Lifestyle & Wellness

Your thoughts are lying to you (And so are mine!)

Being Well

by Erin Brandel Dykhuizen, MA, MSW, LICSW

Let me be real here for a minute — this column almost didn’t happen this month. I thought and thought about what, as we approach a year of pandemic life, I could possibly share with you to bring a little hope. Honestly, I’m not feeling a lot of hope. 

Sure, there’s a vaccine now — that’s good news! But even then, we’re not sure that vaccinated people can’t still spread the virus, new variations are being discovered, and we need to keep following social distancing guidelines. Right now, it feels like the pandemic will never end, my kids will be trapped in the house with me forever, and my husband and I will never have a date night ever again.

Luckily, what I have learned in my years of training as a psychotherapist sometimes has some application to my own life. One tool that can be helpful in this kind of situation is thought defusion. Thought defusion is a way for us to get some distance from our thoughts, so that when they are not helpful we don’t keep buying into them.

For instance, the thought, “this will never end,” is objectively unhelpful. It is also not true — things always change, and furthermore there is evidence of declining infection rates across Minnesota and the country that suggest change is on its way. So what can we do with an unhelpful thought like the notion that this will never end? 

First of all, recognize that it is just a thought.  Thoughts often try to trick us into believing them, but a lot of time they are just noise, like static on a radio. Our brains come up with so many thoughts each day — most unremarkable, some downright weird, and some distressing — and while we must stay attuned to ourselves, we must also be attuned to how our biological biases can hurt us. Distressing thoughts, for instance, tend to draw our attention because they represent a threat, a trait that served our species well in the wild but can often backfire today. 

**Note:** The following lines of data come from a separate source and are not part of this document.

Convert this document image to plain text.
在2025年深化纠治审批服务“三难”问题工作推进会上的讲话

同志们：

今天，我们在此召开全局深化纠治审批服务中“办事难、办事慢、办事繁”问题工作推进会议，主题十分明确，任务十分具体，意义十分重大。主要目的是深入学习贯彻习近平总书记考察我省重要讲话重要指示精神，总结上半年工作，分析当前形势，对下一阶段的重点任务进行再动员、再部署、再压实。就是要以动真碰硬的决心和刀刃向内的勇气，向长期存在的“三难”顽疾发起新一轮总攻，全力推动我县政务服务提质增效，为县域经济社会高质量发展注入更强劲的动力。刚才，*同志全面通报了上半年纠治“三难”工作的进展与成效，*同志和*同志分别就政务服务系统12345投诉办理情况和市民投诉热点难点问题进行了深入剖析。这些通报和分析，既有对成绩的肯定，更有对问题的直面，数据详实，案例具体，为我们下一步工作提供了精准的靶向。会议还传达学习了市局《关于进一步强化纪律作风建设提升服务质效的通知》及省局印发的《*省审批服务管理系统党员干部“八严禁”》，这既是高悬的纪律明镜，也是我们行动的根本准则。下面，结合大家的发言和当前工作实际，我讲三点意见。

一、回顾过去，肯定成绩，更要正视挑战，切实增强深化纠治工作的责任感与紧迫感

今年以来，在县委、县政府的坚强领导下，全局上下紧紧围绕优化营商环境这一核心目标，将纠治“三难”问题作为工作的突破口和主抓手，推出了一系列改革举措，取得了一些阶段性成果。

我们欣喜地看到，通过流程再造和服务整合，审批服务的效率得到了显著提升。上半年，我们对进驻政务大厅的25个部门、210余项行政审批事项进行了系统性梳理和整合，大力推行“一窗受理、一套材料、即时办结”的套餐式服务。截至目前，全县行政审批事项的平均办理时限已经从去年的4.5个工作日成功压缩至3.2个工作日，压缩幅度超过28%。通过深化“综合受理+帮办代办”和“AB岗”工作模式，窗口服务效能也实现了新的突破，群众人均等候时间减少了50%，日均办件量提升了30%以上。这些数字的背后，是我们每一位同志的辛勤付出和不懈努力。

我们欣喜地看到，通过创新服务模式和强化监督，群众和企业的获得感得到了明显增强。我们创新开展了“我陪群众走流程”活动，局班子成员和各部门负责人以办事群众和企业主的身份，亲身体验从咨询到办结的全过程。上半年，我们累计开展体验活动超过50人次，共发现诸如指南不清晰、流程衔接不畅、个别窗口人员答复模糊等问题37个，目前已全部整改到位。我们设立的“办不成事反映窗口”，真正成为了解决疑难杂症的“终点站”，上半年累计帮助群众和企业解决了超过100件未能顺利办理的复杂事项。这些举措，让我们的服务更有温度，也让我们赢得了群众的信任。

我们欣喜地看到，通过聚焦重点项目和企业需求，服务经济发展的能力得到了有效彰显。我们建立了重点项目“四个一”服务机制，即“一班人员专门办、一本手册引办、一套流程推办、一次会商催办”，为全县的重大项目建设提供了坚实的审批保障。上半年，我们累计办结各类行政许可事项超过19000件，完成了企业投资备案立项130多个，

For instance, being a light sleeper who is woken up by every noise you hear at night would have been quite a boon to your community back in the day—maybe even preventing you and your family from being killed by a bear. But in an industrialized world, when you have to wake up at 6:00 am to get to work, it is not at all helpful. Similarly, being attentive to every distressing thought may hold you back.
Once you have recognized a thought and determined that it is unhelpful to you, there are several things you can do to induce defusion from that thought. One is to say the thought out loud to yourself, identifying your role in it (i.e. “I am having the thought that this will never end”). That removes it by one degree. To get even more distance, you could say, “I am noticing that I am having the thought that this will never end.” When we get more distance, that reduces the emotional impact of the statement.

There are several other ways to distance ourselves from your thoughts — some people find it helpful to sing their unhelpful thoughts to themselves to make them feel less serious. More visually inclined people sometimes like to picture the unhelpful thought as an image on a TV screen. You can turn the image upside down, change the colors, distort it, anything to make it less threatening and to help yourself understand that it is just a thought — not reality.  

When I realize that I have been stuck inside for a week during a record-breaking winter frost, I remind myself that this cold snap, like this pandemic, will end someday. Perhaps neither will end as quickly as we would like them to, but they will end. Until then, be aware of the thoughts that tell you it won’t, and do what you can to take the teeth out of them. After all, they’re only thoughts.